# Thread: The Sum of All Natural Numbers = -1/12

1. ## The Sum of All Natural Numbers = -1/12

2. I know the mathematician on the left looks hideous. But if anybody's watched the video, do you have an explanation for the move from step 1 to step 2?

3. Essentially, you can do anything to an equation as long as you'd keep it balanced. You can 'prove' your own assumption(s) or use one(s) that has been proven. The aim is to continually get the numbers into a condensed enough form to properly solve. In S2: Adding the equation to itself has been shown as valid as well as the process of shifting it... since you are not changing any of the values. Any mathematical proof is valid unless a part of it can be disproved.

4. Originally Posted by LittleV
Essentially, you can do anything to an equation as long as you'd keep it balanced. You can 'prove' your own assumption(s) or use one(s) that has been proven. The aim is to continually get the numbers into a condensed enough form to properly solve. In S2: Adding the equation to itself has been shown as valid as well as the process of shifting it... since you are not changing any of the values. Any mathematical proof is valid unless a part of it can be disproved.
You say that shifting the lower series when adding them is "as valid as" balancing an equation. That's true because nothing has been added to the second series, it's just a null value at the beginning of the series. Adding nothing to a series doesn't change the series.

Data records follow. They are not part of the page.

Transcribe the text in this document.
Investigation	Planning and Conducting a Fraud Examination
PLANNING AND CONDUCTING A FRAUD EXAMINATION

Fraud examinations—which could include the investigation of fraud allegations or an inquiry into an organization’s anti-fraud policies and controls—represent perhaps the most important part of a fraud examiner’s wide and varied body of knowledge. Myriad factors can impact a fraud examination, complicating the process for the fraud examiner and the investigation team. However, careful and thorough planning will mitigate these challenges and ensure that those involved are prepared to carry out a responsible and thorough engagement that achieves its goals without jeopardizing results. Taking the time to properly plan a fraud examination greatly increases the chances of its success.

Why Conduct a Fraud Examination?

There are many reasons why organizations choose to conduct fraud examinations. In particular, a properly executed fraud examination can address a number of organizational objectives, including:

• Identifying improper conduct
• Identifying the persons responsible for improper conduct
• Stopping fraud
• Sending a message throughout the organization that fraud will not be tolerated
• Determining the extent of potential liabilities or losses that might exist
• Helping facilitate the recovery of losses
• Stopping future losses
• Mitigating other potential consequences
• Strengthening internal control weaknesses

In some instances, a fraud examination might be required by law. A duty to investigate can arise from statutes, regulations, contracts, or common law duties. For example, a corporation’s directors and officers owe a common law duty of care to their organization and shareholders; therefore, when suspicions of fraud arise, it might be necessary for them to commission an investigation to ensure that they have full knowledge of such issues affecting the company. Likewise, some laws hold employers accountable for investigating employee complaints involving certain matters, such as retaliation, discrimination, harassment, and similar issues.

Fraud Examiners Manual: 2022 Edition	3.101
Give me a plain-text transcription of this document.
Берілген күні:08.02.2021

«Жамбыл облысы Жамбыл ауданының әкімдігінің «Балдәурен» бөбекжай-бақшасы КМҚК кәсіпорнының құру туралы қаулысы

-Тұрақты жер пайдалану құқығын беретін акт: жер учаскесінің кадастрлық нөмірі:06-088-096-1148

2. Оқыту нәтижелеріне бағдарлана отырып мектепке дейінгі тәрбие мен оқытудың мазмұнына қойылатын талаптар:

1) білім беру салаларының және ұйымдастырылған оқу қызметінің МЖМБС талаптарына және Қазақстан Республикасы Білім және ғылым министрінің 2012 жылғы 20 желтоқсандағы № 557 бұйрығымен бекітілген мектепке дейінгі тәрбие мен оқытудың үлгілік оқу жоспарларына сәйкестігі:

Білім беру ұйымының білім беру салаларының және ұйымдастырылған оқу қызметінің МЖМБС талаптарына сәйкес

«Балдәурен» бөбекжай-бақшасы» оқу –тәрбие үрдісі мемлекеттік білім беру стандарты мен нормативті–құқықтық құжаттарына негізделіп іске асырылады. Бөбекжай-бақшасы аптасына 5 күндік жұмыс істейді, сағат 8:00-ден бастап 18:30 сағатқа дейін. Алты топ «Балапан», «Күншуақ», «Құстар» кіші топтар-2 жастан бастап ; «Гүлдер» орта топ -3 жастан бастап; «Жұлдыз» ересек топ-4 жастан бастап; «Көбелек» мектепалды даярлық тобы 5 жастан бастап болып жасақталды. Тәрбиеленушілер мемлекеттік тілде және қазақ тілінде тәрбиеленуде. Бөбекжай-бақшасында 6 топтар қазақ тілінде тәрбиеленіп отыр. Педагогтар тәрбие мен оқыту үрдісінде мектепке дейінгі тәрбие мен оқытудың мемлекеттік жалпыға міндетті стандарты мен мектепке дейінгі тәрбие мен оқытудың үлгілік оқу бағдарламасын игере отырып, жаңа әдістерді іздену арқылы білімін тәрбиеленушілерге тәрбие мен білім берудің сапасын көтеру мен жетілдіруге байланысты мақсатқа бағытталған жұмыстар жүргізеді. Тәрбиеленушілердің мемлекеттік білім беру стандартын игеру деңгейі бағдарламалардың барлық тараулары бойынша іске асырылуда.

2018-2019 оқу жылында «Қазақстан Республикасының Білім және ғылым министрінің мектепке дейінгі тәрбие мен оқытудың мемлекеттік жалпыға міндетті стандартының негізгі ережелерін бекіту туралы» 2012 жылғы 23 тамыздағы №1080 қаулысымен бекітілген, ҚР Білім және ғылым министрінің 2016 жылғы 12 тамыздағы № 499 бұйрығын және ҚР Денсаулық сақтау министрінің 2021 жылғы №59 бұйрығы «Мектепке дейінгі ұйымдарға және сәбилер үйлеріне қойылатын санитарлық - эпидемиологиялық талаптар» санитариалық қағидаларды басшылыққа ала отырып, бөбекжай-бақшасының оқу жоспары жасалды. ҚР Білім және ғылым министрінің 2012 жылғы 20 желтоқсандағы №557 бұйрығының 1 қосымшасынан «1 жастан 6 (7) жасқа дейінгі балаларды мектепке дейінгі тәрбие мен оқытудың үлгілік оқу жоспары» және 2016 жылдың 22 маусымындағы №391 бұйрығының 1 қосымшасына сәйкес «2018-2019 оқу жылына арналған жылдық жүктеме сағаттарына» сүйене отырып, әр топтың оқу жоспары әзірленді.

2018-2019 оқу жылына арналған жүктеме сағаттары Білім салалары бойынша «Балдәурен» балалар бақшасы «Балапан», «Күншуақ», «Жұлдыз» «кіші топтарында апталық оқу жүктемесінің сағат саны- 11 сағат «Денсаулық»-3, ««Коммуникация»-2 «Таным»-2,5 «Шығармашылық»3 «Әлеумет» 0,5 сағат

There is more to the proof, it has to do with convergent and divergent series. The idea is to cause the sum of the two series to converge, but the theory behind this is not included in the video.

5. Originally Posted by Mal12345
You say that shifting the lower series when adding them is "as valid as" balancing an equation. That's true because nothing has been added to the second series, it's just a null value at the beginning of the series. Adding nothing to a series doesn't change the series.

There is more to the proof, it has to do with convergent and divergent series. The idea is to cause the sum of the two series to converge, but the theory behind this is not included in the video.
I wouldn't compare the two; some notions are more likely to be disproved than others... balancing is not one that is in question. Yes... adding the series to itself and multiplying the 'S2' by two is keeping it balanced. When you'd shift the second row to add the numbers... this is a rule that many are taken aback by initially (so I thought I'd mention that). It's deemed as valid in itself because none of the individual values would be changed in doing so -- the top and bottom would always equal one another. There is more than just 'balancing' involved here... but it seems solid so far.